Downing Street has announced that Prime Minister Boris Johnson will visit flood-hit areas of the country just as soon as he’s completed Pokemon Sword.
“Boris got a brand new Switch from his mum for Christmas,” explained a Number 10 source.
“He’s completely addicted, he went through Super Mario Odyssey in a week.
“To be honest, it’s been quite handy. He was so addicted to that Zelda game that Dom could get on with sorting out the reshuffle in peace.”
The announcement comes after a week of criticism for Boris not visiting people affected by floods and various leaked excuses such as ‘his foot hurts’ and ‘he doesn’t know where Wales is’.
“Yes,” continued the source.
“It hasn’t been handled well, but rest assured that his mum has washed his hi-vis vest and polished his wellies and as soon as he’s finished Pokemon, he’ll be there.”
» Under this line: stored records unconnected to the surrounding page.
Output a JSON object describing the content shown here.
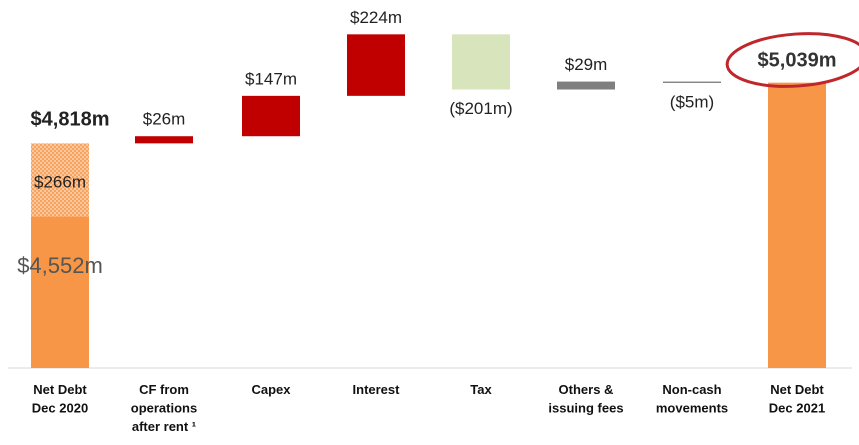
{
  "chart_data": {
    "type": "waterfall",
    "categories": [
      "Net Debt\nDec 2020",
      "CF from\noperations\nafter rent ¹",
      "Capex",
      "Interest",
      "Tax",
      "Others &\nissuing fees",
      "Non-cash\nmovements",
      "Net Debt\nDec 2021"
    ],
    "values": [
      4818,
      26,
      147,
      224,
      -201,
      29,
      -5,
      5039
    ],
    "value_labels": [
      "$4,818m",
      "$26m",
      "$147m",
      "$224m",
      "($201m)",
      "$29m",
      "($5m)",
      "$5,039m"
    ],
    "colors": [
      "#f79646",
      "#c00000",
      "#c00000",
      "#c00000",
      "#d8e4bc",
      "#7f7f7f",
      "#7f7f7f",
      "#f79646"
    ],
    "start_breakdown": {
      "values": [
        4552,
        266
      ],
      "value_labels": [
        "$4,552m",
        "$266m"
      ]
    },
    "ylim": [
      4000,
      5340
    ]
  }
}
Simon Williams is the sort of credulous simpleton who votes Tory.
“I think it’s fair enough,” he said, predictably.
“I mean, he’s Prime Minister of the country. He’s got to be really good at Nintendo or it’d be really embarrassing.
“Imagine if he had a game of Super Smash Bros with Vladimir Putin and he kept getting kicked off the screen, it would make me ashamed to be British.
“So, go on Boris! Catch ‘em all for Britain!”